Я хочу присоединиться к ним, чтобы быть такими:

+--+-----------+
|id|some_string|
+--+-----------+
| a|     foohoi|
| b|     barhei|
| c|     egghai|
| d|        fog|
| e|        hui|
+--+-----------+

поэтому столбец some_string из первого кадра данных объединяется со столбцом some_string из второго кадра данных.
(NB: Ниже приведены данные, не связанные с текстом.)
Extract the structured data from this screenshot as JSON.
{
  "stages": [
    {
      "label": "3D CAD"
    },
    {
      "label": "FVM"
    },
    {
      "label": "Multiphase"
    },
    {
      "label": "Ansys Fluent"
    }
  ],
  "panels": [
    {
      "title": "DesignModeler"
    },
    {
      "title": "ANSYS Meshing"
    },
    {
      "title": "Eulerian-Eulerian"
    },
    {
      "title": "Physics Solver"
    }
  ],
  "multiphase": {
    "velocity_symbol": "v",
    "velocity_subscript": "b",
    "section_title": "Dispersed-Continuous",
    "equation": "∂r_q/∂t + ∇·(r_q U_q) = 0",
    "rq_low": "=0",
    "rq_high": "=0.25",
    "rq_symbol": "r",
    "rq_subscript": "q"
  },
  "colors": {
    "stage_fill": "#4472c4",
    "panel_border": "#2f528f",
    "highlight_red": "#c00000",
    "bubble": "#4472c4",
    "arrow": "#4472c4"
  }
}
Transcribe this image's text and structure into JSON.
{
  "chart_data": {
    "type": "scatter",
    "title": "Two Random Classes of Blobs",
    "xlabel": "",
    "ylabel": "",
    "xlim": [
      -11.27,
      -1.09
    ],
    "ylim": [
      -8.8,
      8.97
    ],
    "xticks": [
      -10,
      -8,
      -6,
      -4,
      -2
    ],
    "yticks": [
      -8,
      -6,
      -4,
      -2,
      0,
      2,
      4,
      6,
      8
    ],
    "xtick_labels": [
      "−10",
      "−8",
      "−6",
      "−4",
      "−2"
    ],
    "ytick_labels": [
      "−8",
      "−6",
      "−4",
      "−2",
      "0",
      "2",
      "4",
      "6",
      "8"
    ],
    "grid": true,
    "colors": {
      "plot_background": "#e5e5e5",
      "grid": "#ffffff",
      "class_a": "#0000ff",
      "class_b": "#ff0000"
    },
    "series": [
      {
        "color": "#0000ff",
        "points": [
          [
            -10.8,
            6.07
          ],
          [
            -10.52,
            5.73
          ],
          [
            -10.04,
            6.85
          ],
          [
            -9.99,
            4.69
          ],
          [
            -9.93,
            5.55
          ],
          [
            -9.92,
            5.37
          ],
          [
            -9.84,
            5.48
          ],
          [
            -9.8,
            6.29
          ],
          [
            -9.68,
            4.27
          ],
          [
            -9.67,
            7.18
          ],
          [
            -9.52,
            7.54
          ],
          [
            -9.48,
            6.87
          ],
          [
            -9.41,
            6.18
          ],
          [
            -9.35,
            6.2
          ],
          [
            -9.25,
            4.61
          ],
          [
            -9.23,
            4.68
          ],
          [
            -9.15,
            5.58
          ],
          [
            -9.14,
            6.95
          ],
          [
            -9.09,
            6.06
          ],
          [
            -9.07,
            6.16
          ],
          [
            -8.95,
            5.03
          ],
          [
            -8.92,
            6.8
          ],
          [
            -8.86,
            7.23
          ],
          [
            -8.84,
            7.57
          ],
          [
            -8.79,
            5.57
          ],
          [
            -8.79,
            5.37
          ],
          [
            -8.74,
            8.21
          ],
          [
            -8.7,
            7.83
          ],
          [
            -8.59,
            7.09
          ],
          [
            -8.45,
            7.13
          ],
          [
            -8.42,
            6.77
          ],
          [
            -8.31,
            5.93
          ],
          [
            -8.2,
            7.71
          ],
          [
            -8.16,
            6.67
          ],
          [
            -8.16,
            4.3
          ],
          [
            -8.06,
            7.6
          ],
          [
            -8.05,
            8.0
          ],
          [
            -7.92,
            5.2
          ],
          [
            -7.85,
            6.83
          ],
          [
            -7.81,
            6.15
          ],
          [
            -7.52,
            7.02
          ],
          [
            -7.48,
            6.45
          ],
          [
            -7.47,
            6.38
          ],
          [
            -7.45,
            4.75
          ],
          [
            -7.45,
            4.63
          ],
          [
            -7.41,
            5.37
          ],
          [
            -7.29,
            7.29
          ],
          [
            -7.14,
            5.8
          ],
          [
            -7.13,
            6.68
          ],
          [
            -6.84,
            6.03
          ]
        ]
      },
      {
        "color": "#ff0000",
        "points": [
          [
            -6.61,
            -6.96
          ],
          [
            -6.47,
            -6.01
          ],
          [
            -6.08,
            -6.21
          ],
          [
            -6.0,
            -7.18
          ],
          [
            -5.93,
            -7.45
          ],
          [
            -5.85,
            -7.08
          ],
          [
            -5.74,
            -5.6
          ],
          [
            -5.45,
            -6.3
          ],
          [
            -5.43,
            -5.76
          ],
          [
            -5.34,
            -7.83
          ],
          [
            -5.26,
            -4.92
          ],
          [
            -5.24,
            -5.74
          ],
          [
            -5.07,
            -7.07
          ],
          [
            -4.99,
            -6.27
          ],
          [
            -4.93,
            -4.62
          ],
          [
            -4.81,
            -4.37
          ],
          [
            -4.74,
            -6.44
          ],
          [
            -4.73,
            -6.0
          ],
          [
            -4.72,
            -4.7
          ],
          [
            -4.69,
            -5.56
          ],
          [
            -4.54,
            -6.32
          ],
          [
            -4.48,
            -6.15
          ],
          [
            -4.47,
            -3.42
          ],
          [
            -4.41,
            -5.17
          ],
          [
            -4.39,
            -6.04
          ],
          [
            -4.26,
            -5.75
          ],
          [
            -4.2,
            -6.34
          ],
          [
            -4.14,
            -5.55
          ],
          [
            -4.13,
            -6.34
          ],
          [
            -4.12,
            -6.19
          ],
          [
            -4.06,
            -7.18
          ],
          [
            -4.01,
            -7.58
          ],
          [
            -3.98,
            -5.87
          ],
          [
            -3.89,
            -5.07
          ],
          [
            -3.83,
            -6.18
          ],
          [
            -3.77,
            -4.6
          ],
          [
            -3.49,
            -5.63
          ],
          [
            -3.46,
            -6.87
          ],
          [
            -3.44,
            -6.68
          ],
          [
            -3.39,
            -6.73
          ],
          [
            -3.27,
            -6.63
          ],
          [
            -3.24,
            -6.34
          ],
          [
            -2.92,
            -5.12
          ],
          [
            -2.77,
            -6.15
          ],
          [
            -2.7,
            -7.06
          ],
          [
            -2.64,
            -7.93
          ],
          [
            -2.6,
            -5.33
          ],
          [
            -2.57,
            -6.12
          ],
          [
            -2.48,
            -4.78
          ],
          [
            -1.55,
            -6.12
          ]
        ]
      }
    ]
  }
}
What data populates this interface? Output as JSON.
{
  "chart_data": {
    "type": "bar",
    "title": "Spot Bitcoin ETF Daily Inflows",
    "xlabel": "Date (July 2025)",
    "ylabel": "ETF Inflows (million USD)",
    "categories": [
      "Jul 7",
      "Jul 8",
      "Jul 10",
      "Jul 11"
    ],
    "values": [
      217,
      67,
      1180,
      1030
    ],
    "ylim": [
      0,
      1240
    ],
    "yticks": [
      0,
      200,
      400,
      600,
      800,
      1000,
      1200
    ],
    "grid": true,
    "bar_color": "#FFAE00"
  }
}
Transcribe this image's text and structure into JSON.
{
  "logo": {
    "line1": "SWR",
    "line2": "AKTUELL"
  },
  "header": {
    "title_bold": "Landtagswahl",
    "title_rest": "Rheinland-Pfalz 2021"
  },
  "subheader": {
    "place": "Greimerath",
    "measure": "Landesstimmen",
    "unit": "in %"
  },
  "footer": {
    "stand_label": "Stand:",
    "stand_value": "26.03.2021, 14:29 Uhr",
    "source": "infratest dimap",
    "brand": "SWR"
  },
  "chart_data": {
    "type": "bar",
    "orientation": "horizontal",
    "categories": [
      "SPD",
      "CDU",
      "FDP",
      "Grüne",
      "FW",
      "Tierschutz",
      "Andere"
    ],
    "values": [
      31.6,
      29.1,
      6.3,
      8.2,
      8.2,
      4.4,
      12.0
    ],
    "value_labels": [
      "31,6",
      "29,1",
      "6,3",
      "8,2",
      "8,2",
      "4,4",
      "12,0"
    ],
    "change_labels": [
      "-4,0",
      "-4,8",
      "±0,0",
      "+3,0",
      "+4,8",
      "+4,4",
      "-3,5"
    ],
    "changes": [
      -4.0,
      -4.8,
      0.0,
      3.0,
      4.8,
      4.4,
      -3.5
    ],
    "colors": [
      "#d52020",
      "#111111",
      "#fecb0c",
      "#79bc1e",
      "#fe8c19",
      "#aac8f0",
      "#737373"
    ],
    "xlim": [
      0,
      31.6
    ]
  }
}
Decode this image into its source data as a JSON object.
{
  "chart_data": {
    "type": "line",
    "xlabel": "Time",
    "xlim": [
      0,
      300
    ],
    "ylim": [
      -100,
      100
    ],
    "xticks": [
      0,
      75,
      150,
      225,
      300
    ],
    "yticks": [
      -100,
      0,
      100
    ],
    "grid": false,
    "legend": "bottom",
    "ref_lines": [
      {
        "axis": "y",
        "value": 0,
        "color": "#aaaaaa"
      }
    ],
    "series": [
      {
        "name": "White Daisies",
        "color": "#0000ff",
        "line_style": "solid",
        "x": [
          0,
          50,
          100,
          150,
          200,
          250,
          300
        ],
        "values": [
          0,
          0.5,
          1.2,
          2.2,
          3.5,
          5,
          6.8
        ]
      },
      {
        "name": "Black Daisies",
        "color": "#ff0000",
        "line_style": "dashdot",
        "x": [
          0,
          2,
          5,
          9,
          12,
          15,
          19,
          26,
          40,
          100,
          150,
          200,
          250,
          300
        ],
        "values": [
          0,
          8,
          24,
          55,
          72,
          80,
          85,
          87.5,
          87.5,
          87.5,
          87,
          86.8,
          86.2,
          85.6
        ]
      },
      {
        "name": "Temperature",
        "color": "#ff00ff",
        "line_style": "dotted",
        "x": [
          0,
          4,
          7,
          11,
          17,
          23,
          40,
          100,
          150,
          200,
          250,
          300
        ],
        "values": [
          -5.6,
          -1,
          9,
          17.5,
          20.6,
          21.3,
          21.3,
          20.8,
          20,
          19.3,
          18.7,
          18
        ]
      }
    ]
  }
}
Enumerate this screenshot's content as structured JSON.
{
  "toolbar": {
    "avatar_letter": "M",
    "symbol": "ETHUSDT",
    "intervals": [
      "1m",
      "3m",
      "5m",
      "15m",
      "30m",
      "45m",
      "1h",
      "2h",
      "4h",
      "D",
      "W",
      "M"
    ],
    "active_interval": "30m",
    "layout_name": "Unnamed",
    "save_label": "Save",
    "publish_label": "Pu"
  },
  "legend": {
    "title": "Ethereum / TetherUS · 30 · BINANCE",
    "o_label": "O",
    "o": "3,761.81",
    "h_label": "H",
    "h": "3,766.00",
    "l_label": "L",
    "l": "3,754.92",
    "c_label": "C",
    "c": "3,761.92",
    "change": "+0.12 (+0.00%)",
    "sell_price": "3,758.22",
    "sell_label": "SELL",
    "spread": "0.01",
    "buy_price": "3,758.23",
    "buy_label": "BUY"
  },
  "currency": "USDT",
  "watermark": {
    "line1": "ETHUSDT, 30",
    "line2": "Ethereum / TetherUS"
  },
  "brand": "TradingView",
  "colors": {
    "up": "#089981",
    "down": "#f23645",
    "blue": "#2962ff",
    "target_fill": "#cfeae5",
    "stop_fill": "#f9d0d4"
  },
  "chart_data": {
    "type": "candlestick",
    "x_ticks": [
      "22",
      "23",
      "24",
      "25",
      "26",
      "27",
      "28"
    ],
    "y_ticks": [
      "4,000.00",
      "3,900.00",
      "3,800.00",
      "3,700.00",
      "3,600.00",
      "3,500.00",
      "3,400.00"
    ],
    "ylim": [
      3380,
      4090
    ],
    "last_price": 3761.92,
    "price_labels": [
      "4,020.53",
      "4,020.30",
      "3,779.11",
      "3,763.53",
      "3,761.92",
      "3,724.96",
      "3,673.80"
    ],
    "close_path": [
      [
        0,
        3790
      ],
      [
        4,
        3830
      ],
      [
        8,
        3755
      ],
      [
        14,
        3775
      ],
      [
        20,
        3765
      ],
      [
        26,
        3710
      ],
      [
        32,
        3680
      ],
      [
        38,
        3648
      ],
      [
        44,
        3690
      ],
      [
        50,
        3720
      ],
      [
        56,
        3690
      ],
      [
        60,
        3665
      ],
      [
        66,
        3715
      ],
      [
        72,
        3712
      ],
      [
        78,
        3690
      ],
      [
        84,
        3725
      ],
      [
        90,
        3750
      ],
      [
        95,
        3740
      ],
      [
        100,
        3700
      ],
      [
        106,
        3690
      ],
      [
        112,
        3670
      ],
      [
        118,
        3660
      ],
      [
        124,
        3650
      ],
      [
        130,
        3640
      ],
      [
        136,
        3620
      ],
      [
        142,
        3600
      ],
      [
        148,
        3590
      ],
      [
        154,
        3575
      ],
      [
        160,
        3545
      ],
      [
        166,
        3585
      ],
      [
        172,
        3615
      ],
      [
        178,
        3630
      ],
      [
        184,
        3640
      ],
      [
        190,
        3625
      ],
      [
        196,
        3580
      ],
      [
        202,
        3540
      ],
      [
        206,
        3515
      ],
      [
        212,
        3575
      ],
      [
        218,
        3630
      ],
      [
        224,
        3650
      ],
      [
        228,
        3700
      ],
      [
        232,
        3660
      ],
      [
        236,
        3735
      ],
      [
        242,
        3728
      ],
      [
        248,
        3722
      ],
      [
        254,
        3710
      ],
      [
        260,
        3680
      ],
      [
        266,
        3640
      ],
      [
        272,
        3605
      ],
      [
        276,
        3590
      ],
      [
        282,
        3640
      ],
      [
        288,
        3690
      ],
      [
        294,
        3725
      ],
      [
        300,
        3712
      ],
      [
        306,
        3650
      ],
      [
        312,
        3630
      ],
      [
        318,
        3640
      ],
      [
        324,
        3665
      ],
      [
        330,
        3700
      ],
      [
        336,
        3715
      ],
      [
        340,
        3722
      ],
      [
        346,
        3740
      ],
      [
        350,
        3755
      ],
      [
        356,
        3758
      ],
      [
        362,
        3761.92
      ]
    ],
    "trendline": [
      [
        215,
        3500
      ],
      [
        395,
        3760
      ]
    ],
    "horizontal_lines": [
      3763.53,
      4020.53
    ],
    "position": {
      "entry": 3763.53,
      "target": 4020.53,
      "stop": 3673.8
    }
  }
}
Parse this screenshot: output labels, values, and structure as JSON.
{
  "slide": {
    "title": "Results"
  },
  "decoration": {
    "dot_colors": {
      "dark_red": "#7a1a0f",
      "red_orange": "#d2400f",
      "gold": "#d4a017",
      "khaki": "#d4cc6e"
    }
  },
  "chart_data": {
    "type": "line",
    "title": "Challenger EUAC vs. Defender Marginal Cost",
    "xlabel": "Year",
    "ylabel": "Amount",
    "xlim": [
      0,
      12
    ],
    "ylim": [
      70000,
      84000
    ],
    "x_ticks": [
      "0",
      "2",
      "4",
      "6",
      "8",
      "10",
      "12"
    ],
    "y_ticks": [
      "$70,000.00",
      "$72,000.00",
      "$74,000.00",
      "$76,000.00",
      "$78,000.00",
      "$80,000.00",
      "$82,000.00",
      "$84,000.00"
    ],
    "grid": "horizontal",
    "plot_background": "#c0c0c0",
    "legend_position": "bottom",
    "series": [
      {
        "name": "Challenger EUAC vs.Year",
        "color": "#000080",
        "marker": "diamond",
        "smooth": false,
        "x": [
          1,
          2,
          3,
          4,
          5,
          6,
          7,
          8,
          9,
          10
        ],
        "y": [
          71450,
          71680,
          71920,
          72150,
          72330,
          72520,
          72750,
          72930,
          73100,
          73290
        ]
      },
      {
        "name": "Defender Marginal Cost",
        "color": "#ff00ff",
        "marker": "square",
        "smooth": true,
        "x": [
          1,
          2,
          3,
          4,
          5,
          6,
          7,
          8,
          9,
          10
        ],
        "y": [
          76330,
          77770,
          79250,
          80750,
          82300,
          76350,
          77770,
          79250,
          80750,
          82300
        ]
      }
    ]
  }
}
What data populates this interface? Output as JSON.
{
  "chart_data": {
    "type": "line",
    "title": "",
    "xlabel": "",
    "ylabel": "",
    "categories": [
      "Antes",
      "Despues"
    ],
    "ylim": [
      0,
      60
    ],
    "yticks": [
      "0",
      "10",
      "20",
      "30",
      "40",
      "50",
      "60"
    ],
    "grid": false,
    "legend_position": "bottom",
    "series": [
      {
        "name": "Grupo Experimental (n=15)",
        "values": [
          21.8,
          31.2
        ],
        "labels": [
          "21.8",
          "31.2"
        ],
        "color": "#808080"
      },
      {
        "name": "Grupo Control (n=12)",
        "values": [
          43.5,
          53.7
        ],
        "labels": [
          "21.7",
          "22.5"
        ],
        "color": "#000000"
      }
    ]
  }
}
Если я использую

df_join = df1.join(df2,on='id',how='outer')

он вернется

+--+-----------+-----------+
|id|some_string|some_string|
+--+-----------+-----------+
| a|        foo|        hoi|
| b|        bar|        hei|
| c|        egg|        hai|
| d|        fog|       null|
| e|       null|        hui|
+--+-----------+-----------+

Есть ли способ сделать это?


person fahadh4ilyas    schedule 26.08.2019    source источник


Ответы (2)


Вам нужно использовать when для правильной конкатенации. Кроме того, то, как вы использовали соединение outer, было почти правильным.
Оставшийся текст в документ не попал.